Z Wikiźródeł, wolnej biblioteki
Ta strona została uwierzytelniona.

— Zdaniem moim, proszę pana oberlejtnanta, pinczer to bardzo miły pies. Prawda, że nie każdemu się podoba, ponieważ jest szczeciniasty, a na pysku ma takie ostre wąsy, że przypomina przestępcę wypuszczonego z kryminału. Jest taki brzydki, aż z tej brzydoty jest ładny, a do tego jest przebiegły. Ani się umywa do niego głupawy bernardyn. Jest jeszcze sprytniejszy niż foxterrier. Znałem jednego...

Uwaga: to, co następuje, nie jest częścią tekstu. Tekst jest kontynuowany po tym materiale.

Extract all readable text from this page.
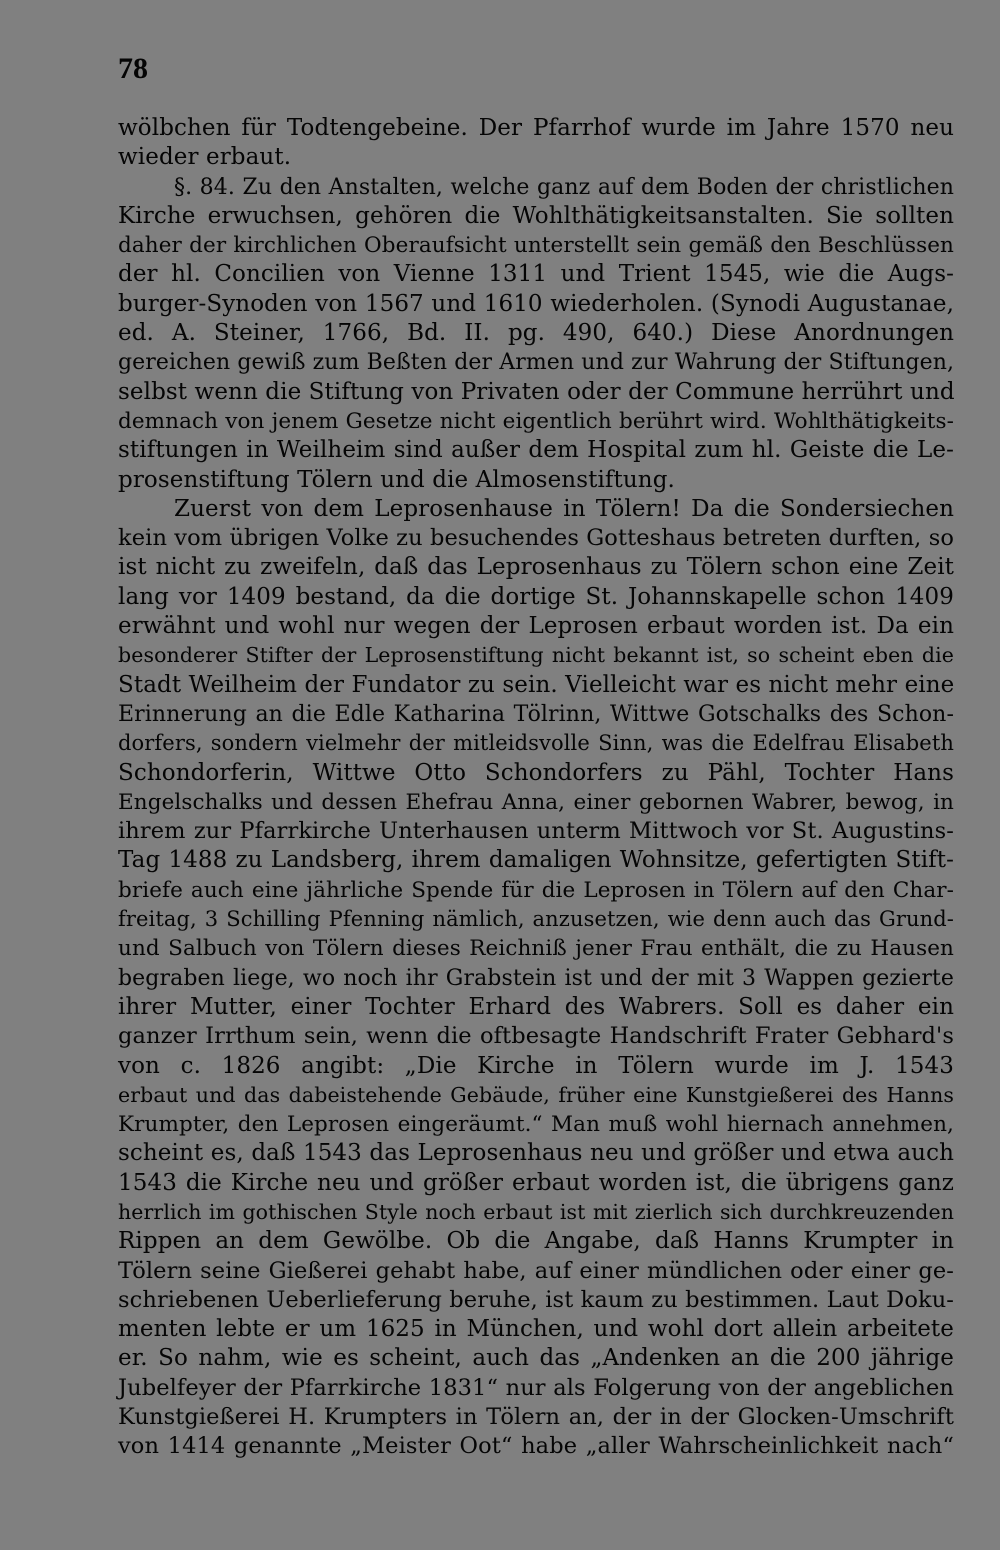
78
wölbchen für Todtengebeine. Der Pfarrhof wurde im Jahre 1570 neu
wieder erbaut.
§. 84. Zu den Anstalten, welche ganz auf dem Boden der christlichen
Kirche erwuchsen, gehören die Wohlthätigkeitsanstalten. Sie sollten
daher der kirchlichen Oberaufsicht unterstellt sein gemäß den Beschlüssen
der hl. Concilien von Vienne 1311 und Trient 1545, wie die Augs-
burger-Synoden von 1567 und 1610 wiederholen. (Synodi Augustanae,
ed. A. Steiner, 1766, Bd. II. pg. 490, 640.) Diese Anordnungen
gereichen gewiß zum Beßten der Armen und zur Wahrung der Stiftungen,
selbst wenn die Stiftung von Privaten oder der Commune herrührt und
demnach von jenem Gesetze nicht eigentlich berührt wird. Wohlthätigkeits-
stiftungen in Weilheim sind außer dem Hospital zum hl. Geiste die Le-
prosenstiftung Tölern und die Almosenstiftung.
Zuerst von dem Leprosenhause in Tölern! Da die Sondersiechen
kein vom übrigen Volke zu besuchendes Gotteshaus betreten durften, so
ist nicht zu zweifeln, daß das Leprosenhaus zu Tölern schon eine Zeit
lang vor 1409 bestand, da die dortige St. Johannskapelle schon 1409
erwähnt und wohl nur wegen der Leprosen erbaut worden ist. Da ein
besonderer Stifter der Leprosenstiftung nicht bekannt ist, so scheint eben die
Stadt Weilheim der Fundator zu sein. Vielleicht war es nicht mehr eine
Erinnerung an die Edle Katharina Tölrinn, Wittwe Gotschalks des Schon-
dorfers, sondern vielmehr der mitleidsvolle Sinn, was die Edelfrau Elisabeth
Schondorferin, Wittwe Otto Schondorfers zu Pähl, Tochter Hans
Engelschalks und dessen Ehefrau Anna, einer gebornen Wabrer, bewog, in
ihrem zur Pfarrkirche Unterhausen unterm Mittwoch vor St. Augustins-
Tag 1488 zu Landsberg, ihrem damaligen Wohnsitze, gefertigten Stift-
briefe auch eine jährliche Spende für die Leprosen in Tölern auf den Char-
freitag, 3 Schilling Pfenning nämlich, anzusetzen, wie denn auch das Grund-
und Salbuch von Tölern dieses Reichniß jener Frau enthält, die zu Hausen
begraben liege, wo noch ihr Grabstein ist und der mit 3 Wappen gezierte
ihrer Mutter, einer Tochter Erhard des Wabrers. Soll es daher ein
ganzer Irrthum sein, wenn die oftbesagte Handschrift Frater Gebhard's
von c. 1826 angibt: „Die Kirche in Tölern wurde im J. 1543
erbaut und das dabeistehende Gebäude, früher eine Kunstgießerei des Hanns
Krumpter, den Leprosen eingeräumt.“ Man muß wohl hiernach annehmen,
scheint es, daß 1543 das Leprosenhaus neu und größer und etwa auch
1543 die Kirche neu und größer erbaut worden ist, die übrigens ganz
herrlich im gothischen Style noch erbaut ist mit zierlich sich durchkreuzenden
Rippen an dem Gewölbe. Ob die Angabe, daß Hanns Krumpter in
Tölern seine Gießerei gehabt habe, auf einer mündlichen oder einer ge-
schriebenen Ueberlieferung beruhe, ist kaum zu bestimmen. Laut Doku-
menten lebte er um 1625 in München, und wohl dort allein arbeitete
er. So nahm, wie es scheint, auch das „Andenken an die 200 jährige
Jubelfeyer der Pfarrkirche 1831“ nur als Folgerung von der angeblichen
Kunstgießerei H. Krumpters in Tölern an, der in der Glocken-Umschrift
von 1414 genannte „Meister Oot“ habe „aller Wahrscheinlichkeit nach“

Nadporucznik Lukasz spojrzał na zegarek i przerwał wywody Szwejka:
— Już późno, muszę iść spać. Jutro mam znowu służbę, więc przez cały dzień będziecie mogli szukać dla mnie ładnego pinczera.
Nadporucznik poszedł spać, zaś Szwejk wyciągnął się na kanapie w kuchni i czytał gazety, które pan jego przyniósł z sobą z koszar.
— No, patrzcież państwo — rzekł Szwejk do siebie, śledząc w gazetach przebieg najważniejszych wydarzeń — sułtan ododznaczył cesarza Wilhelma medalem wojennym, a ja nie mam nawet małego srebrnego.
Zamyślił się nad czymś, a potem zerwał się na równe nogi.
— O mały figiel byłbym zapomniał...
Szwejk wszedł do pokoju, w którym nadporucznik spał już twardym snem, i zbudził go:
— Posłusznie melduję, panie oberlejtnant, że nie mam żadnych rozkazów co do tego kota.
Zaspany porucznik przewrócił się na drugi bok i przez sen mruczał:
— Trzy dni koszarówki! — i spał dalej.
Szwejk po cichu wyszedł z pokoju, wyciągnął nieszczęsnego kota spod kanapy i rzekł do niego:
— Masz trzy dni koszarówki. Abtreten!
Angorski kot znowu wlazł pod kanapę.